Olivier Guéniat : hommage au professeur

Le 15 mai 2017, nous apprenions avec tristesse la mort d’Olivier Guéniat, chef de la police judiciaire neuchâteloise. Au-delà de sa carrière policière, il était également professeur à l’Université de Neuchâtel. Son cours en Psychologie et éducation, « Décryptage de la criminalité : des enjeux sécuritaires au management de police » a marqué les esprits de ses étudiants. Ils se souviennent de lui par sa façon d’enseigner, son engagement et l’humanisme dont il faisait preuve. Nous leur avons demandé ce qu’ils gardent de l’enseignant, une manière pour nous, étudiants, de lui rendre hommage.

Photo: Le Temps (15.05.2017) /© SANDRO CAMPARDO / Keystone

 

Le professeur

« Bonjour et bienvenue à ce cours de décryptage de la criminalité. Nous sommes le vendredi 25 novembre, il est 8h15. Le soleil brille, c’est une belle journée ». Ce sont les premiers mots inscrits dans la mémoire des étudiants d’Olivier Guéniat. Il nous accueillait ainsi à tous ses cours. Son enseignement, « le décryptage de la criminalité : des enjeux sécuritaires au management de police » était proposé dans le pilier Psychologie et éducation et était très suivi.

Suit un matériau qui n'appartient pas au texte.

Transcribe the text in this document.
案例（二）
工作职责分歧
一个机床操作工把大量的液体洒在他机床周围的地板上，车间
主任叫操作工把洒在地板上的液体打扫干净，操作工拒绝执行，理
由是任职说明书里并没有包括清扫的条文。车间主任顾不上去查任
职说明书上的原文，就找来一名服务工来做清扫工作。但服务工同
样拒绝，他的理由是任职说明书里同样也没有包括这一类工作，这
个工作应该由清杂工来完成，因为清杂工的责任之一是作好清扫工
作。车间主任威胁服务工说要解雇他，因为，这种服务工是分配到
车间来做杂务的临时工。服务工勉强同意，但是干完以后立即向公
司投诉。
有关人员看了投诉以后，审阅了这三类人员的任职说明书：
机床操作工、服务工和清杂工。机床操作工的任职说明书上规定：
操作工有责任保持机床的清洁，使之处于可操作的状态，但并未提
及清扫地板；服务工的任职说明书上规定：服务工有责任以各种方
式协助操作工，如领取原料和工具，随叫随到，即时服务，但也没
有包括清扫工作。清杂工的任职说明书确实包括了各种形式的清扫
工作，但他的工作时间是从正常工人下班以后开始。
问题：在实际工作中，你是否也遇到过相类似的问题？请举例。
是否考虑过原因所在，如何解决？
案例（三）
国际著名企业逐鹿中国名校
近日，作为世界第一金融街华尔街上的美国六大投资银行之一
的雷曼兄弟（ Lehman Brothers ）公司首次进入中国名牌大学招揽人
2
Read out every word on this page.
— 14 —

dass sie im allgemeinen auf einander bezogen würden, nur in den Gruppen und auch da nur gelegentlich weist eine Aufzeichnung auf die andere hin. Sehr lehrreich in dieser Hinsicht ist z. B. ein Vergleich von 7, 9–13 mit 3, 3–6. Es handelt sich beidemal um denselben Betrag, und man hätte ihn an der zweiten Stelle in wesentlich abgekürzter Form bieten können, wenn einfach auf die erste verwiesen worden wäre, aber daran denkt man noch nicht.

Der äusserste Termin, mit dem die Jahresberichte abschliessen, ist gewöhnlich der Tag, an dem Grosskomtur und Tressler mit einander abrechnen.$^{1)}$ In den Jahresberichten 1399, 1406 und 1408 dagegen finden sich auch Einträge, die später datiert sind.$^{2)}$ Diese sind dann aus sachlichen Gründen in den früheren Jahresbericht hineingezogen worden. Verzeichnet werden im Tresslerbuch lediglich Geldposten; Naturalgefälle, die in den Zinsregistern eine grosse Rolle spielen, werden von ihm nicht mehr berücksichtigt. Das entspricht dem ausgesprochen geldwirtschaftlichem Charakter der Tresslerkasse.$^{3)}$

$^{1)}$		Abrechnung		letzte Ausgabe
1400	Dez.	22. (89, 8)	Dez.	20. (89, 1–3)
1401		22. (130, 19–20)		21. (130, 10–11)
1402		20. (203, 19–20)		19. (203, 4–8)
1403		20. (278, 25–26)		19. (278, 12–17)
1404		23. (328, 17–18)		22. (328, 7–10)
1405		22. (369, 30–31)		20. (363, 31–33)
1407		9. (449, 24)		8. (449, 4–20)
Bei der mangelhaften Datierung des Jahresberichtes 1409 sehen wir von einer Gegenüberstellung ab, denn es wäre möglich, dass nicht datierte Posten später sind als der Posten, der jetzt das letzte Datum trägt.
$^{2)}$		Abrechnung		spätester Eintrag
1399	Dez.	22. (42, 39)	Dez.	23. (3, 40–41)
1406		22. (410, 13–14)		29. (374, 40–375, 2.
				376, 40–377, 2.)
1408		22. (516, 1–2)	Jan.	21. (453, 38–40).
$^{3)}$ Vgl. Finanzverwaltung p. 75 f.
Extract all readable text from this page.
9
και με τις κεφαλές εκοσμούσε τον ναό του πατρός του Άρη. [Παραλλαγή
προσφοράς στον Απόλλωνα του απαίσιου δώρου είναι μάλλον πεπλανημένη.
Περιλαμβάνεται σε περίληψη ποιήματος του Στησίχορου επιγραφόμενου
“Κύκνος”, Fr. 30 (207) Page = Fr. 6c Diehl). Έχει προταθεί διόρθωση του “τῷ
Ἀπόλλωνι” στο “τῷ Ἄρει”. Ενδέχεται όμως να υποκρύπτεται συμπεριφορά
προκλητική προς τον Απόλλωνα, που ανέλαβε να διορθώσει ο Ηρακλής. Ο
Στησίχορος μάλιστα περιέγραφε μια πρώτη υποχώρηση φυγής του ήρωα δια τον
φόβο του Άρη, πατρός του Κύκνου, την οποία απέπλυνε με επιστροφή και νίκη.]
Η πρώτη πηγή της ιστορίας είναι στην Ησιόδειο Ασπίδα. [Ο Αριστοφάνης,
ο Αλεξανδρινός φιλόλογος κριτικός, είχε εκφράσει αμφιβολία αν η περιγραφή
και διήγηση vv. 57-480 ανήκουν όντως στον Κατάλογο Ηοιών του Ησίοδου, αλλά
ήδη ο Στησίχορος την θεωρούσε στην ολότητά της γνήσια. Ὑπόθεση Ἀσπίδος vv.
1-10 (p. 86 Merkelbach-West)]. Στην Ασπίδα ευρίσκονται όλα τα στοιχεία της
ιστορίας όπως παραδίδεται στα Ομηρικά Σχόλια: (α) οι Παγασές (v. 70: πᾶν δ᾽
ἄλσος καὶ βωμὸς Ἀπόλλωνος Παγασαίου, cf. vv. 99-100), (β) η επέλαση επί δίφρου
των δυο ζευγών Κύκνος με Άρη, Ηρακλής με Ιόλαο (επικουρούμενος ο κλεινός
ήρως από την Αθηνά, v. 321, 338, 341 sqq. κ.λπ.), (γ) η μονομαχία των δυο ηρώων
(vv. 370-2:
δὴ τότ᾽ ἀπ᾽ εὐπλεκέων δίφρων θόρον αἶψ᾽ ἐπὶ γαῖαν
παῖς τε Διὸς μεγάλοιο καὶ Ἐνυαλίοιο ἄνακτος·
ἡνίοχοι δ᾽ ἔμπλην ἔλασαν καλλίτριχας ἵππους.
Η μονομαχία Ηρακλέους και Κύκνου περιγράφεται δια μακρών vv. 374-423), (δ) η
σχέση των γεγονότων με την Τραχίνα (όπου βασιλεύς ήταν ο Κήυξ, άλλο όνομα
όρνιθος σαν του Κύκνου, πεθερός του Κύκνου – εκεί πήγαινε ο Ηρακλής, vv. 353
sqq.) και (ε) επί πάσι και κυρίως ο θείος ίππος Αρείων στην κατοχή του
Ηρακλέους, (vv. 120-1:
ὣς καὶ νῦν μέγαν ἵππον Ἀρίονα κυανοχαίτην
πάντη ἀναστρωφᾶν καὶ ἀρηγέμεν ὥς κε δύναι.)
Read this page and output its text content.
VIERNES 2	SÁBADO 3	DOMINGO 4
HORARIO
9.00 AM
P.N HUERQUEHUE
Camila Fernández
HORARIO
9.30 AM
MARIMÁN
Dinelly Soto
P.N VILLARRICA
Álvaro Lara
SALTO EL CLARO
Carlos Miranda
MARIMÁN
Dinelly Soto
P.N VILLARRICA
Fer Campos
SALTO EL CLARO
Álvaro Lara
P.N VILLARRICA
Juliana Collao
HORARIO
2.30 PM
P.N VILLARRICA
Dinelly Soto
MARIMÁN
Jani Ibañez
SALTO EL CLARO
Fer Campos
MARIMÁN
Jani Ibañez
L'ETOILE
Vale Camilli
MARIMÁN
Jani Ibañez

Loin d’être un professeur ordinaire, Olivier Guéniat était quelqu’un qui parlait « normalement » et honnêtement, « sans mettre des gants de velours et sans utiliser des tournures de phrases châtiées », livre Myriam. Lui-même s’adressait aux élèves comme leur « serviteur », tout en leur glissant de petites anecdotes sur son chien, Marie-Louise. Il mettait à profit ses expériences professionnelles sur les différentes affaires rencontrées dans sa carrière, pour expliquer en détail certaines théories en psychologie, applicables à son travail de policier. Sandrine raconte : « En nous exposant aux drames auxquels il a été confronté dans sa carrière, il nous considérait d’égal à égal en surestimant parfois notre capacité à encaisser des réalités aussi dures. Mais chaque histoire transmise servait à aiguiser notre sens critique ». C’était quelqu’un qui utilisait la science pour son travail, et il nous le démontrait dans son cours. Il répondait aux questions avec précision et clarté. « Il m’a permis de comprendre des réalités bien plus complexes que ce que l’on pouvait croire sur la criminalité, que ce soit avec son cours ou avec son livre. Il utilisait souvent le verbe “détricoter“ pour nous l’expliquer » confie Maël. Son humanisme et son avant-garde sur certains sujets de la criminalité le rendaient d’autant plus apprécié par les étudiants.